And yeah, I don't have much to say about musical historical and technical developments either, I leave that to the experts here on this forum to educate me, and they do a good job  Pretty much all I can talk about for whatever I listen to are my emotional reactions and the meaning I ascribe to them, and maybe a few basic large scale structural things. That's about it, but for me, that's okay


----------



## TurnaboutVox

Hi Science,

It pains me also to see you so hurt. I either haven't witnessed (or haven't recognised, possibly) the full extent of the condescension you've been upset by. I'm not going to ask you to rake over old posts / wounds to clarify things for me, but I am interested. I would say that you seem to me to be an important member and a lucid contributor to this forum. I'd be sorry if you now felt that your opinions didn't count. People who don't necessarily post (all) their opinions in a forum that can become quite combative may be quietly agreeing with you and others of like mind. (I know I have found myself in that position).



> In general this is part of a bigger phenomenon - the return of the rentier class. Although the cultural elite and the wealth/power elite have not yet realigned, it is only a matter of time, and I may as well cultivate the attitudes toward the former that self-preservation will require towards the latter. I submit to my betters. There is no need for pepper spray, tasers, mace, tear gas, riot gear. I would ask to be left in peace, but I cannot help savoring an occasional glance inside the palace, and* I endeavor to accept the punishments for my insolence with equanimity.*


I do hope you don't mean this seriously - I agree that this is a current political phenomenon, but we still have votes, and we need to use them. And likewise here - you have a voice. I think I understand how angry you feel about some of the posts that have been made. Your humility might be an attempt to 'swallow' that.


----------



## Musicforawhile

Sorry but couldn't help laughing at: 'Worst of all, I confess that I can even enjoy "light" music or "pops. " ' That sounds just like me :lol:

I love light music like C. Armstrong Gibb's 'Dusk' and film music like John Barry's Out of Africa theme, Spartacus theme, music from Ben Hur.

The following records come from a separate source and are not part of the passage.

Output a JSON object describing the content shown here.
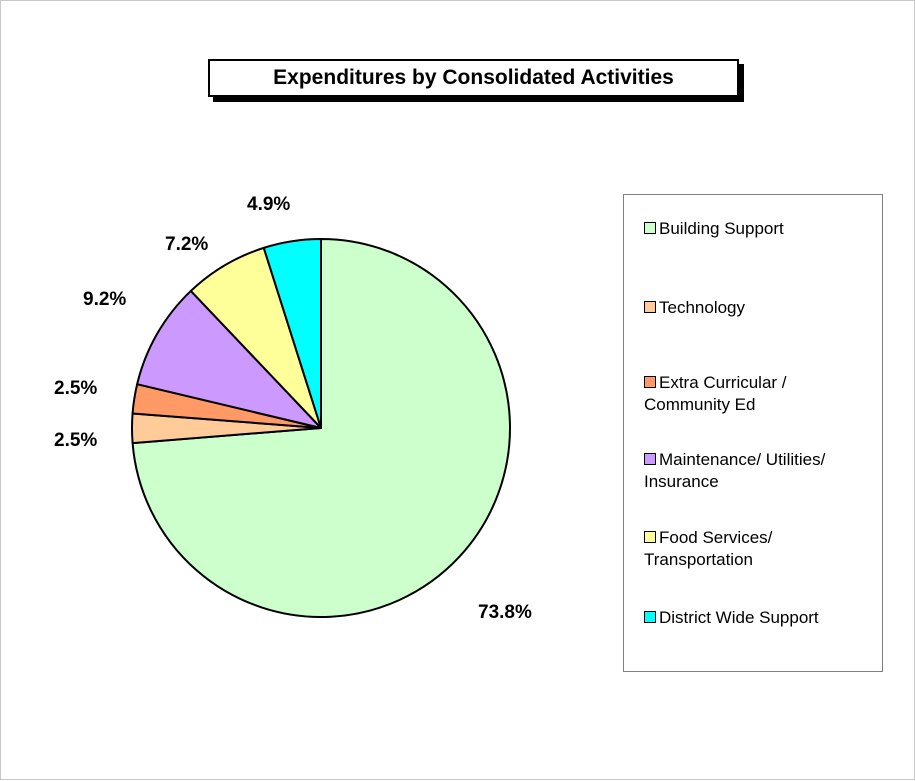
{
  "chart_data": {
    "type": "pie",
    "title": "Expenditures by Consolidated Activities",
    "categories": [
      "Building Support",
      "Technology",
      "Extra Curricular / Community Ed",
      "Maintenance/ Utilities/ Insurance",
      "Food Services/ Transportation",
      "District Wide Support"
    ],
    "values": [
      73.8,
      2.5,
      2.5,
      9.2,
      7.2,
      4.9
    ],
    "value_labels": [
      "73.8%",
      "2.5%",
      "2.5%",
      "9.2%",
      "7.2%",
      "4.9%"
    ],
    "colors": [
      "#CCFFCC",
      "#FFCC99",
      "#FF9966",
      "#CC99FF",
      "#FFFF99",
      "#00FFFF"
    ],
    "legend": {
      "placement": "right",
      "entries": [
        [
          "Building Support"
        ],
        [
          "Technology"
        ],
        [
          "Extra Curricular /",
          "Community Ed"
        ],
        [
          "Maintenance/ Utilities/",
          "Insurance"
        ],
        [
          "Food Services/",
          "Transportation"
        ],
        [
          "District Wide Support"
        ]
      ]
    },
    "start_angle": "12 o'clock",
    "direction": "clockwise"
  }
}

Is the problem that you feel your ear/ perception isn't fine tuned enough to appreciate the more refined over the average? I feel like that, and therefore I do look to others for their opinions on which is 'better' but at the same time I value how I personally feel, even if I know that my perceptual apparatus is a bit rougher and not as delicately tuned as others. So there is 1. what I know is better and 2. what I personally prefer. 

And I read that Andreas Scholl likes all types of music, he mentionecd things like house, techno and pop as music he enjoys. Anna Netrebko and Evelyn Tubb I've heard also enjoy pop and other styles.

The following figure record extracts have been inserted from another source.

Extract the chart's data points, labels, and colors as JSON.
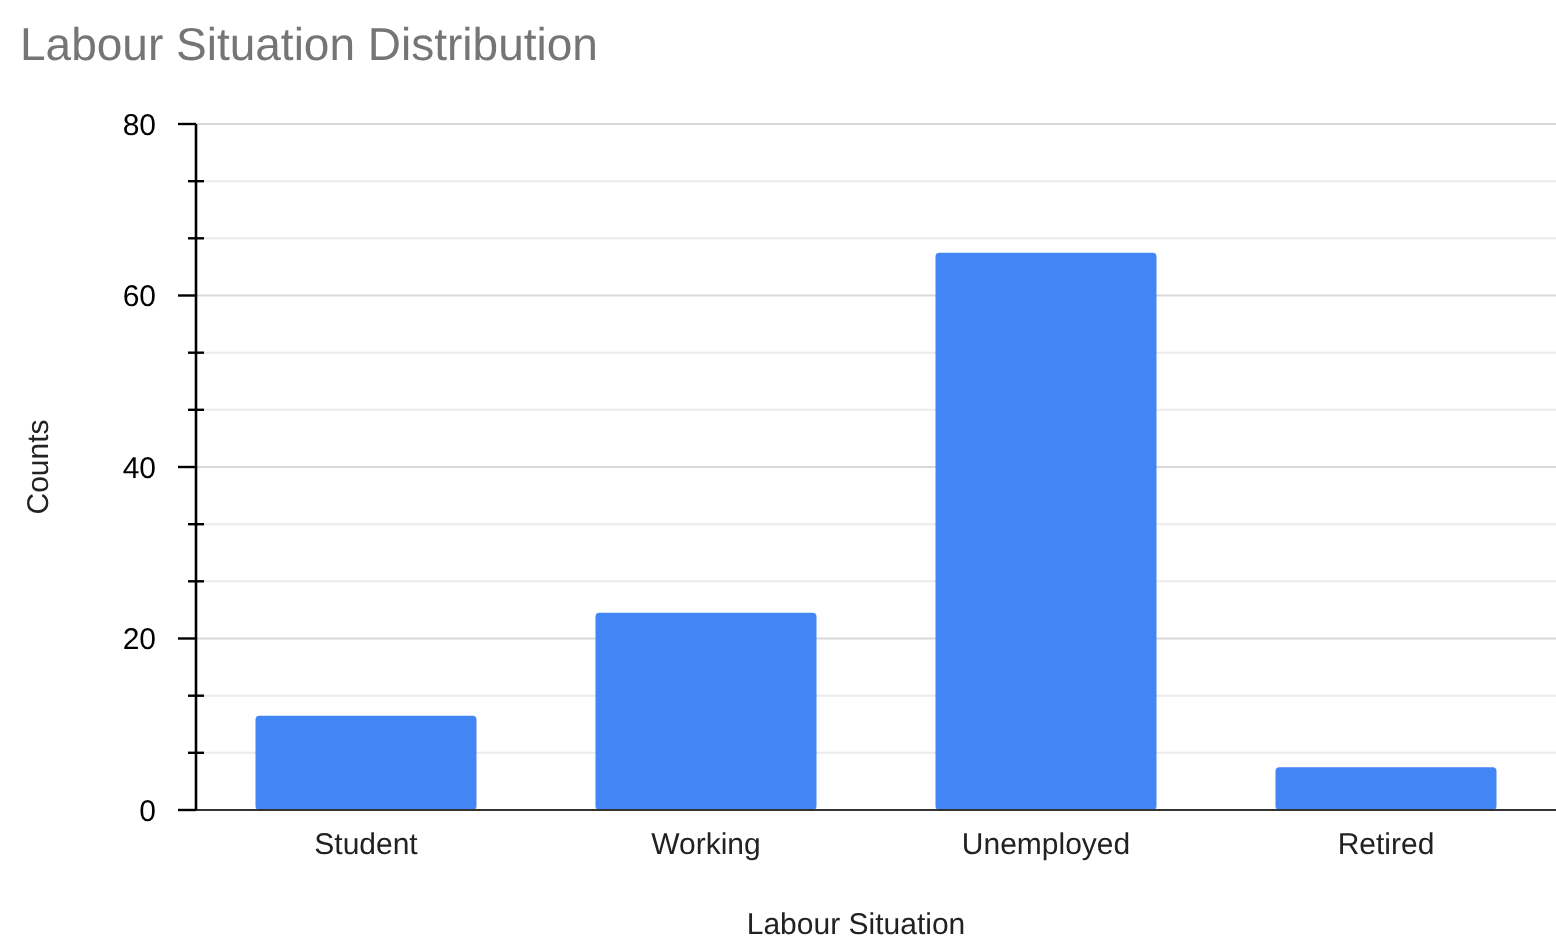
{
  "chart_data": {
    "type": "bar",
    "title": "Labour Situation Distribution",
    "xlabel": "Labour Situation",
    "ylabel": "Counts",
    "categories": [
      "Student",
      "Working",
      "Unemployed",
      "Retired"
    ],
    "values": [
      11,
      23,
      65,
      5
    ],
    "color": "#4285f4",
    "ylim": [
      0,
      80
    ],
    "yticks": [
      0,
      {
        "value": 6.67,
        "label": null
      },
      {
        "value": 13.33,
        "label": null
      },
      20,
      {
        "value": 26.67,
        "label": null
      },
      {
        "value": 33.33,
        "label": null
      },
      40,
      {
        "value": 46.67,
        "label": null
      },
      {
        "value": 53.33,
        "label": null
      },
      60,
      {
        "value": 66.67,
        "label": null
      },
      {
        "value": 73.33,
        "label": null
      },
      80
    ],
    "grid": true
  }
}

I feel like I get similar amounts of pleasure from rock like Van Halen and ACDC as I do from Mozart's Symphony in G Major, and rock out to both which I know is 'wrong' for many people lol. I experience something deep and mysterious in both types of music. I have different feelings about the Mozart, but the actual level of enjoyment is about the same. Things like Beethoven's 7th or Mozart's Requiem are different though, as they put me in touch with something very profound, which I wouldn't compare to pop music. But I feel people would think there is something brutish in feeling that Van Halen gives you the same amount of enjoyment as some Mozart pieces.


----------



## science

Poop I didn't know people would see this. Sorry people.


----------



## BrahmsWasAGreatMelodist

Just FYI, I often get my TC feed from my friends' most recent posts under "my activity". Blog posts show up there.


----------